WASHINGTON – The International Olympic Committee (IOC) has failed to offer credible evidence that there are no products made with forced labour in the thousands of items of Olympic-branded merchandise sold or worn in connection with the Beijing Winter Games. The Coalition to End Uyghur Forced Labour claims the IOC is relying on “China to Investigate itself.”
The Coalition has called on the IOC to immediately disclose what, if any, specific due diligence steps it has taken to identify and eliminate any material produced with Uyghur forced labour in Olympic-branded merchandise.
The Coalition brings together over 400 organisations from 40 countries and includes family members of those unjustly held in China’s brutal mass detention camps. The Beijing Winter Games begin on February 4.
“The IOC cannot be allowed to let so-called neutrality override morality when it comes to slave labour,” said Zumretay Arkin, World Uyghur Congress program and advocacy manager. “Olympic leaders must take responsibility for labour and human rights at a time when the reality of forced labour of the Uyghur people is now widely recognized and condemned around the world.”

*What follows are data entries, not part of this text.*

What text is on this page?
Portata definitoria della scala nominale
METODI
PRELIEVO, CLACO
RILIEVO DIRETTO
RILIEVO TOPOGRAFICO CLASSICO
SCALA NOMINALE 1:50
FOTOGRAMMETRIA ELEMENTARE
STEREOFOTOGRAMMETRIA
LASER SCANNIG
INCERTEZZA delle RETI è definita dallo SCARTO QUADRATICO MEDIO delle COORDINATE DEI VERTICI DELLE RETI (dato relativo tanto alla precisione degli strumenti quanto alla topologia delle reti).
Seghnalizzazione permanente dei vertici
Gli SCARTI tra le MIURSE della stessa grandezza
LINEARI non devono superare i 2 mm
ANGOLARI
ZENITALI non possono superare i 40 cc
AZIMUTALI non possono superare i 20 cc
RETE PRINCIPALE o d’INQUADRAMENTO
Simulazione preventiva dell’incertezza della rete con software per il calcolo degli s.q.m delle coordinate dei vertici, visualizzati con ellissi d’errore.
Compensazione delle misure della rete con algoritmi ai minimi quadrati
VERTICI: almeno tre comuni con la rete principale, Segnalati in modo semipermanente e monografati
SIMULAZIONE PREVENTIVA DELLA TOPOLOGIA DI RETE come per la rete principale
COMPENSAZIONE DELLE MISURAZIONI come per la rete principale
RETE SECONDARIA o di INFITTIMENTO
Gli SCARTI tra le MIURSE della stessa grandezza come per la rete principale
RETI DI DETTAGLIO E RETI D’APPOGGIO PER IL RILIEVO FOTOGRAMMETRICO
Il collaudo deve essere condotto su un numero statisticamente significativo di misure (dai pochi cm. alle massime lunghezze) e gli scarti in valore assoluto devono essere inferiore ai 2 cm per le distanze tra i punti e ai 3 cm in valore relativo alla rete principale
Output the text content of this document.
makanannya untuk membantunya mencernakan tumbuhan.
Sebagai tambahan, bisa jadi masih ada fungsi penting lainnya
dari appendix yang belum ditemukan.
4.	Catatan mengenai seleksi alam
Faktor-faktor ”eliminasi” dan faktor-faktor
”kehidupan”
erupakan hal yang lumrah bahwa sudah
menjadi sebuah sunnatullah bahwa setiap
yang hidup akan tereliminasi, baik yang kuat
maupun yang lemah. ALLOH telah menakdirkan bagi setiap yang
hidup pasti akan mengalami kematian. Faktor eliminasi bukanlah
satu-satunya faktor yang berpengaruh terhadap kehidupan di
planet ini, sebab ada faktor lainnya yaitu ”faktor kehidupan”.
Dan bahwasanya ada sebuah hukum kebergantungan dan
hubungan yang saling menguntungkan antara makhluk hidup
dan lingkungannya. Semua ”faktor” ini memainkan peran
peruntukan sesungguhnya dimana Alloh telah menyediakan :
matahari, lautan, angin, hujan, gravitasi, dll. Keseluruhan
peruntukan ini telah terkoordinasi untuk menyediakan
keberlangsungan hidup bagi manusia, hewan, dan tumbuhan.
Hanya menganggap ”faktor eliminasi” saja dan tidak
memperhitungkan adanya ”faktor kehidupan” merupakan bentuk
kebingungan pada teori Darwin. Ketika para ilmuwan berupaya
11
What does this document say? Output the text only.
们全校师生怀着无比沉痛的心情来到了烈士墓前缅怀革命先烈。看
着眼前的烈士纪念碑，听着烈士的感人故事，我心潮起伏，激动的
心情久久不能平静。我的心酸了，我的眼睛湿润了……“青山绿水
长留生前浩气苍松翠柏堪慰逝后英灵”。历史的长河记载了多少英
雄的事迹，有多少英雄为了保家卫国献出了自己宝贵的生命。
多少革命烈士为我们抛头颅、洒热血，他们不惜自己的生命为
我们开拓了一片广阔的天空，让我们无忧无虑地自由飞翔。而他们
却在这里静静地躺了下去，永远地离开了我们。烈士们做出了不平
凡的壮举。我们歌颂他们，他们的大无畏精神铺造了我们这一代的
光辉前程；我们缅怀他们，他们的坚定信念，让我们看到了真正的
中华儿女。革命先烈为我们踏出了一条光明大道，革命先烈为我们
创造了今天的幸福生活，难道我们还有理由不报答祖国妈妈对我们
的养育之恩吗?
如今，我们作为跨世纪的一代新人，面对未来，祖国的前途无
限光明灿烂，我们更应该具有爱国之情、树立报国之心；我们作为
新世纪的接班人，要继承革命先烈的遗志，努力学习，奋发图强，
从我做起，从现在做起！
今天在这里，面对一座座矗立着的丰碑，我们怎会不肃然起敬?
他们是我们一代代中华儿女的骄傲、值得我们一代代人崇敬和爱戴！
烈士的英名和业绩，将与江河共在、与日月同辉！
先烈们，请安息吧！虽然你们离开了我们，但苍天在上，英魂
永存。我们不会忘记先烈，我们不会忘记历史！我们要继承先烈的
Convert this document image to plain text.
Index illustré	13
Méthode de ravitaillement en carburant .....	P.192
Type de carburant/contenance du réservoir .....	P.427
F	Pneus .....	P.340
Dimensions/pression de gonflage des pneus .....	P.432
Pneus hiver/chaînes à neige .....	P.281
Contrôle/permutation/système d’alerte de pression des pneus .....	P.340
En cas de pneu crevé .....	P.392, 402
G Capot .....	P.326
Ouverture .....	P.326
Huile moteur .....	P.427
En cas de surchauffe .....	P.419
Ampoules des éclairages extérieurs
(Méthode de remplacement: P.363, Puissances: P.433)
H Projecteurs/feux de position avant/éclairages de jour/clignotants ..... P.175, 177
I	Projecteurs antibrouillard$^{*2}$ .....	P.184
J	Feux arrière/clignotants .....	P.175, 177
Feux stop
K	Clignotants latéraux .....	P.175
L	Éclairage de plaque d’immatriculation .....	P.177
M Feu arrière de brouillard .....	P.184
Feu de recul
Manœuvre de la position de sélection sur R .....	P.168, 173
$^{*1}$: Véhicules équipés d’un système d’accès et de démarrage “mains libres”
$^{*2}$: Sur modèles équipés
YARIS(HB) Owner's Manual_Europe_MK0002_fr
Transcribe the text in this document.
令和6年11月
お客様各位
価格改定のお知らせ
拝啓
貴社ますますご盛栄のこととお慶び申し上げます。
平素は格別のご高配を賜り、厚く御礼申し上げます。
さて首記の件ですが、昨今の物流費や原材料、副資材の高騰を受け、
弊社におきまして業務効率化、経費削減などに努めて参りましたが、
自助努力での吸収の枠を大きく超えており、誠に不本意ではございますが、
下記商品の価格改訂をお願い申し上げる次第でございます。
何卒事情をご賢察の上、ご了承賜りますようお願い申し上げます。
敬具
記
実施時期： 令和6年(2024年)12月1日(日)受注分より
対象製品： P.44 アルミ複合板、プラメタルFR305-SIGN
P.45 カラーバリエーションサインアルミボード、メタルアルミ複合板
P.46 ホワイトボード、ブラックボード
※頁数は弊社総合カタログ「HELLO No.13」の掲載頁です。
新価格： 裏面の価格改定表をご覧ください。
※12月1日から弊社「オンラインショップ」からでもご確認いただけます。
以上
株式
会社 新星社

The US Congress recently passed the Uyghur Forced Labor Prevention Act on December 16 and U.S. President Joe Biden signed it into law on December 22. The law bans imports from the Xinjiang Uyghur Autonomous Region (“Uyghur Region”).
The IOC’s official sportswear uniform supplier Anta Sports is among many apparel companies around the world that source cotton from the Uyghur Region. In March 2021, Anta Sports defiantly declared: “We have always bought and used cotton produced in China, including Xinjiang cotton, and in the future we will continue to do so.”
The Coalition to End Forced Labour in the Uyghur Region engaged the IOC privately for eight months in 2021 to seek information and assess assurances about due diligence steps that the IOC may have taken to ensure that Olympic-branded merchandise is not made with forced Uyghur labour. On December 21, the IOC rejected the Coalition’s proposed terms for substantive, constructive, and mutually respectful two-way dialogue.
“With one month to go before the start of the Beijing Winter Games, the icy indifference of the IOC to labour and human rights is absolutely chilling,” said Bennett Freeman, a member of the Coalition Steering Committee, co-founder of the Cotton Campaign, and former U.S. Deputy Assistant Secretary of State for Democracy, Human Rights and Labor, who led the Coalition’s nearly eight months of efforts to engage the IOC. “Our patience and persistence were met with intransigence and arrogance. The global outrage that the Beijing Olympics will generate may yet disrupt the IOC enough to force its fundamental reform.”